Nourishing the Noble: Breastfeeding and Hero-Making in Medieval Arabic Popular Literature


popular literature


This essay examines the role of nursing experiences in the formation of popular heroes in Arabic literature of the medieval period, with a primary focus on the genres of siyar shaʿbiyya and qiṣaṣ al-anbiyāʾ. I show that the miraculous nursing of heroes—many of whom are foundlings—in popular texts tends to follow a providential meeting either with an animal or with a woman who is capable of nursing. Though such tale patterns are attested across many cultures, they are also elaborated in specific, linked ways in traditional Muslim sources, as in narratives of Moses’s miraculous nursing and stories of Muḥammad’s wet nurse, Ḥalīma.

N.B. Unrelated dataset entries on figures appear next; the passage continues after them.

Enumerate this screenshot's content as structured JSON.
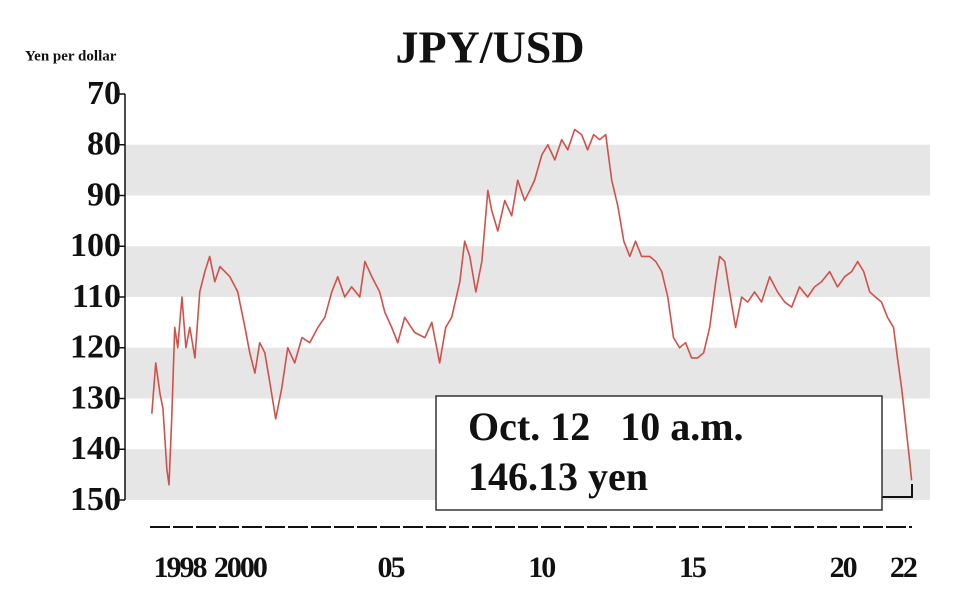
{
  "chart_data": {
    "type": "line",
    "title": "JPY/USD",
    "y_label": "Yen per dollar",
    "color": "#d2504a",
    "y_inverted": true,
    "bands": true,
    "ylim": [
      70,
      150
    ],
    "yticks": [
      70,
      80,
      90,
      100,
      110,
      120,
      130,
      140,
      150
    ],
    "xlim": [
      1996.19,
      2022.9
    ],
    "xticks": [
      {
        "value": 1998,
        "label": "1998"
      },
      {
        "value": 2000,
        "label": "2000"
      },
      {
        "value": 2005,
        "label": "05"
      },
      {
        "value": 2010,
        "label": "10"
      },
      {
        "value": 2015,
        "label": "15"
      },
      {
        "value": 2020,
        "label": "20"
      },
      {
        "value": 2022,
        "label": "22"
      }
    ],
    "annotation": [
      "Oct. 12   10 a.m.",
      "146.13 yen"
    ],
    "x": [
      1997.08,
      1997.21,
      1997.35,
      1997.45,
      1997.58,
      1997.65,
      1997.74,
      1997.84,
      1997.94,
      1998.08,
      1998.21,
      1998.34,
      1998.51,
      1998.67,
      1998.84,
      1999.0,
      1999.17,
      1999.34,
      1999.67,
      1999.93,
      2000.17,
      2000.33,
      2000.5,
      2000.66,
      2000.83,
      2001.0,
      2001.19,
      2001.39,
      2001.59,
      2001.82,
      2002.06,
      2002.32,
      2002.59,
      2002.82,
      2003.05,
      2003.25,
      2003.48,
      2003.71,
      2003.98,
      2004.15,
      2004.38,
      2004.64,
      2004.81,
      2005.04,
      2005.24,
      2005.47,
      2005.8,
      2006.14,
      2006.37,
      2006.63,
      2006.83,
      2007.03,
      2007.3,
      2007.46,
      2007.63,
      2007.83,
      2008.03,
      2008.23,
      2008.36,
      2008.56,
      2008.79,
      2009.02,
      2009.22,
      2009.45,
      2009.62,
      2009.78,
      2010.02,
      2010.22,
      2010.45,
      2010.68,
      2010.88,
      2011.11,
      2011.34,
      2011.54,
      2011.74,
      2011.94,
      2012.14,
      2012.34,
      2012.54,
      2012.74,
      2012.94,
      2013.13,
      2013.33,
      2013.6,
      2013.8,
      2014.0,
      2014.2,
      2014.39,
      2014.59,
      2014.79,
      2014.99,
      2015.19,
      2015.39,
      2015.59,
      2015.79,
      2015.92,
      2016.09,
      2016.25,
      2016.45,
      2016.65,
      2016.85,
      2017.08,
      2017.31,
      2017.58,
      2017.84,
      2018.08,
      2018.31,
      2018.57,
      2018.84,
      2019.07,
      2019.3,
      2019.57,
      2019.83,
      2020.07,
      2020.3,
      2020.5,
      2020.7,
      2020.9,
      2021.09,
      2021.29,
      2021.49,
      2021.69,
      2021.82,
      2021.96,
      2022.09,
      2022.22,
      2022.29
    ],
    "values": [
      133,
      123,
      129,
      132,
      144,
      147,
      134,
      116,
      120,
      110,
      120,
      116,
      122,
      109,
      105,
      102,
      107,
      104,
      106,
      109,
      116,
      121,
      125,
      119,
      121,
      127,
      134,
      128,
      120,
      123,
      118,
      119,
      116,
      114,
      109,
      106,
      110,
      108,
      110,
      103,
      106,
      109,
      113,
      116,
      119,
      114,
      117,
      118,
      115,
      123,
      116,
      114,
      107,
      99,
      102,
      109,
      103,
      89,
      93,
      97,
      91,
      94,
      87,
      91,
      89,
      87,
      82,
      80,
      83,
      79,
      81,
      77,
      78,
      81,
      78,
      79,
      78,
      87,
      92,
      99,
      102,
      99,
      102,
      102,
      103,
      105,
      110,
      118,
      120,
      119,
      122,
      122,
      121,
      116,
      107,
      102,
      103,
      109,
      116,
      110,
      111,
      109,
      111,
      106,
      109,
      111,
      112,
      108,
      110,
      108,
      107,
      105,
      108,
      106,
      105,
      103,
      105,
      109,
      110,
      111,
      114,
      116,
      122,
      128,
      135,
      142,
      146.13
    ]
  }
}
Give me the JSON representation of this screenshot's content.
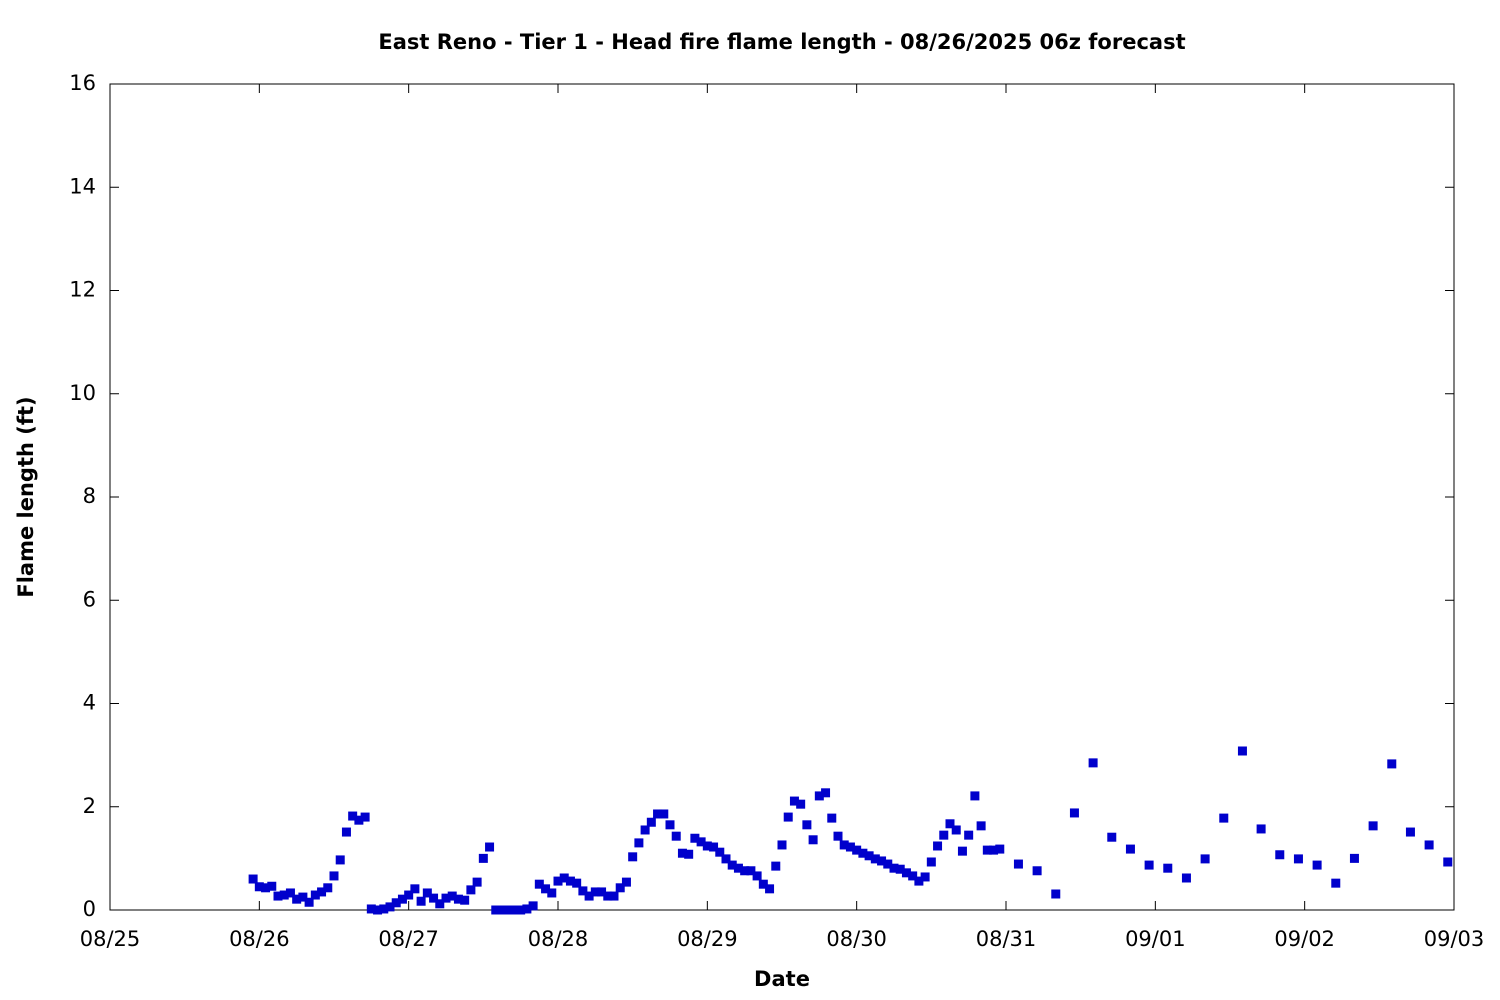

Whereas prophetic literature often depicts nursing solely as a human-human relationship, the heroic literature incorporates significant human-animal encounters. Using an exemplary anecdote about a hero’s suckling found in manuscripts and early print editions of Sīrat Dhāt al-Himma, I sketch how one such instance can travel and shift across an epic tradition. I interpret the experience of the hero’s foster mother through the lens both of traditional Islamic institutions of milk kinship and of a reading practice that attends closely to women’s presences and agencies in the early lives of (mostly) male literary figures.